The same could be said about the next night’s notional main event, Gorgoroth side-project Wardruna. An ambient folk affair (for ambient read: really quite loud), they only play gigs in environments they deem suitable for their pagan song-cycles. Previous shows have take place in chapels and on a Viking ship; here they play in an outdoor amphitheatre in a forest out of town. Inevitably it’s a bit D&D, but, er, when you’re sat in a candle-lit church glade that’s pretty spot on – as the music gathers pulsing mass and moves on toward what is presumably Ragnarok, it feels like Incubate has yielded something truly special.
The only ‘normal’ performer to match is Anja Plaschg, aka Soap&Skin. On record – this year’s Lovetune for Vacuum there’s a sense that the youngster hasn’t quite nurtured her Regina Spector-goes-Warp stylings to their full potential. No such problem here, where the corpse-pale performer sucks all light out of the room with her wracked intensity. A final ten minutes where she contorts herself violently as pitchshifted chaos rains down makes Fever Ray look cosy as Paul McCartney.
Inbetween the festival progresses with calm weirdness, throwing up the odd astounding moment. Justice Yeldham does his thing (i.e. good naturedly ripping his face to shreds with a pane of amplified glass); Belgian instrumental trio K-Branding provide the discovery of the weekend: a three piece featuring sax as lead instrument, they’re inevitably going to hoover up all manner of Zu comparisons, but the music is far more rhythmic, building up to its thundering jazzy squalls through a sinister curtain of ambience. Like all Asthmatic Kitty bands, Fol Chen look and sound a bit like a Christian cult gone a bit wrong, but they offer up a pleasingly incongruous moment when blasting though a freakishly accurate cover of the Beasties’ ‘Sabotage’. Bristol’s Bronnt Industries Kapital is excellent, symphonies and spy themes buried underneath a snowy Kraut veil.

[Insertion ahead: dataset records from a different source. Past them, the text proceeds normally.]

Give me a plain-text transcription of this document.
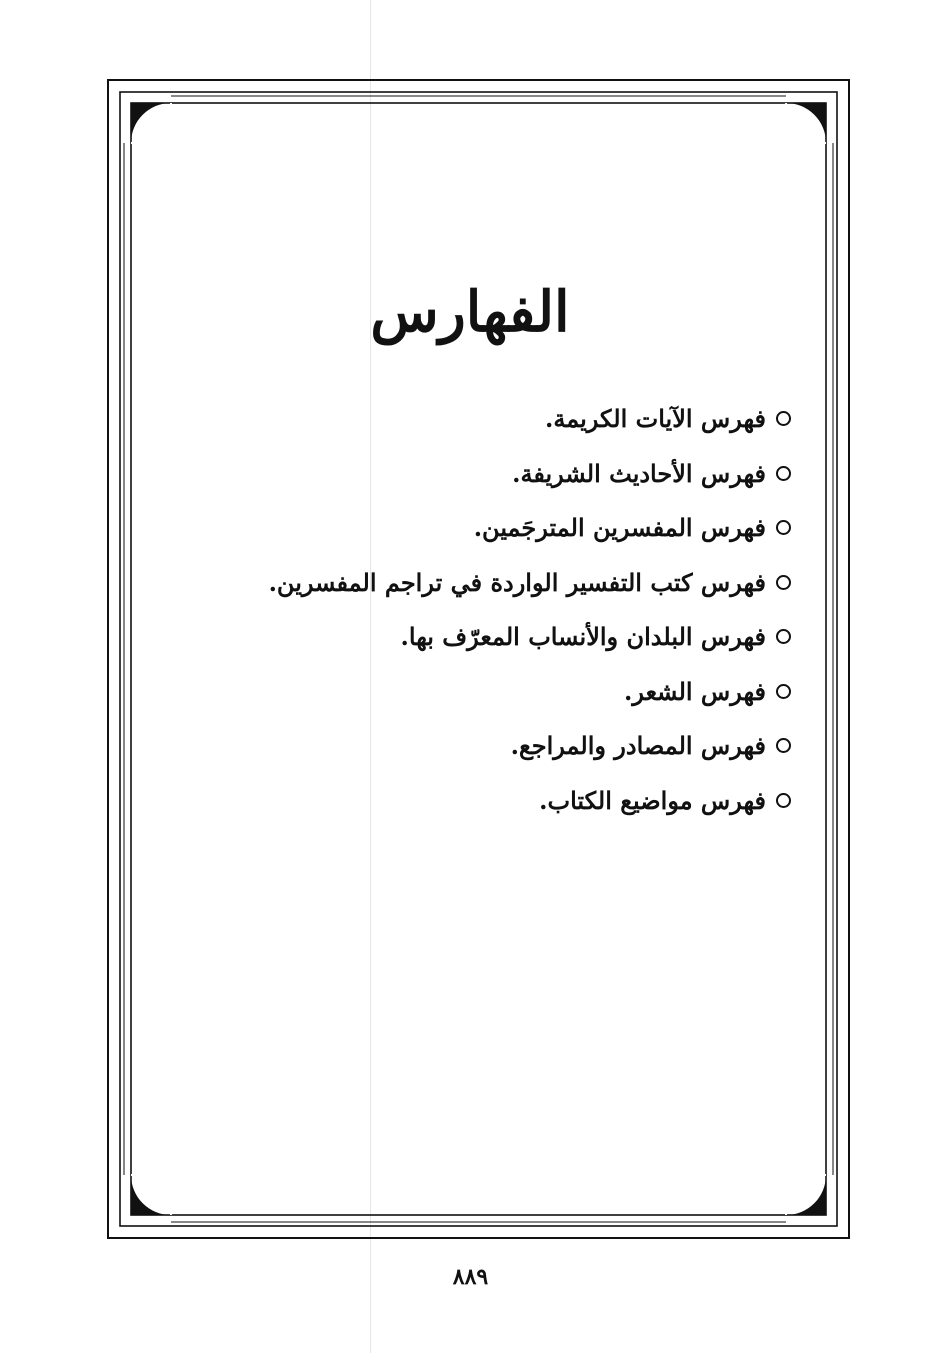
الفهارس
فهرس الآيات الكريمة.
فهرس الأحاديث الشريفة.
فهرس المفسرين المترجَمين.
فهرس كتب التفسير الواردة في تراجم المفسرين.
فهرس البلدان والأنساب المعرّف بها.
فهرس الشعر.
فهرس المصادر والمراجع.
فهرس مواضيع الكتاب.
٨٨٩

For the most part Incubate seems to work best in cramped spaces, after dark (maybe another reason why totemic artist Nitsch seems incongruous – it feels like a daytime event in an art gallery), though Benin’s veteran Orchestre Poly-Rhyh-Mo De Cotonou deserve a mention for their set on Sunday afternoon’s slightly optimistic outdoor stage. Their sunny aplomb isn’t daunted one bit by the small crowds of distantly-sitting picnickers, who smile pleasantly as jaunty fluidity builds to thunderous pound.

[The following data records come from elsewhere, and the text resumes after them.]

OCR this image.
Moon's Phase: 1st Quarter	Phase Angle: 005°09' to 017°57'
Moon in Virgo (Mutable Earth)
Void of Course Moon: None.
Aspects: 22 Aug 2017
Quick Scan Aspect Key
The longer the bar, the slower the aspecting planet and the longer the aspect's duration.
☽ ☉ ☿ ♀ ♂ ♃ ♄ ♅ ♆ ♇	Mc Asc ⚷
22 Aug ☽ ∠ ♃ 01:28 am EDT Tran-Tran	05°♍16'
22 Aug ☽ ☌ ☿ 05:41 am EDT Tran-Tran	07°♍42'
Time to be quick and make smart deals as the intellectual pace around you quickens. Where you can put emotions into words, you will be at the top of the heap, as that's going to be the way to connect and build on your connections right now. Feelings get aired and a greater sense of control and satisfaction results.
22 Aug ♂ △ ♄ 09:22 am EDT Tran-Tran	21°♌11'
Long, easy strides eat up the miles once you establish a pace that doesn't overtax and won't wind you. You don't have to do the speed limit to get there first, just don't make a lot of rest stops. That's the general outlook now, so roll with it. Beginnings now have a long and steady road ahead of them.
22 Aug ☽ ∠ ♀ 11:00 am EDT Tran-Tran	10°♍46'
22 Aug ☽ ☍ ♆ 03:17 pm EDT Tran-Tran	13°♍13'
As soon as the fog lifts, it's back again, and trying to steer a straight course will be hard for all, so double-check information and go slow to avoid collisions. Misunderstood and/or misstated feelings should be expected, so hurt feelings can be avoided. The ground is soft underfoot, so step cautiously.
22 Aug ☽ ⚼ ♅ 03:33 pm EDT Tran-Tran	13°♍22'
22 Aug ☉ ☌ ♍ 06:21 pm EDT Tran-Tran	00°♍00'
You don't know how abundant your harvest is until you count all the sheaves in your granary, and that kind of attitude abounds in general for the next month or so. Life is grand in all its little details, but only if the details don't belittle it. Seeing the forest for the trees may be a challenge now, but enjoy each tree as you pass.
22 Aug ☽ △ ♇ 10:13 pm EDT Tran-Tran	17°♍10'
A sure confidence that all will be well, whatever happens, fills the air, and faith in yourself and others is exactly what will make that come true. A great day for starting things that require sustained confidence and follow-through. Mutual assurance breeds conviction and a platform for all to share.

It's fair to say that Incubate’s modesty is a little disconcerting if you’re used to music festivals being exuberant-bordering-on-rowdy affairs. But then again, I’m not sure that’s what the organisers were really after. Tilburg is so small that in a subtle way Incubate effects a wholesale change upon it; noise bands in pubs, blood on the floorboards, hymnals in the dark, magic in the forests. It’s not so much Fun Zone as Twilight Zone, and there’s a lot to be said for that.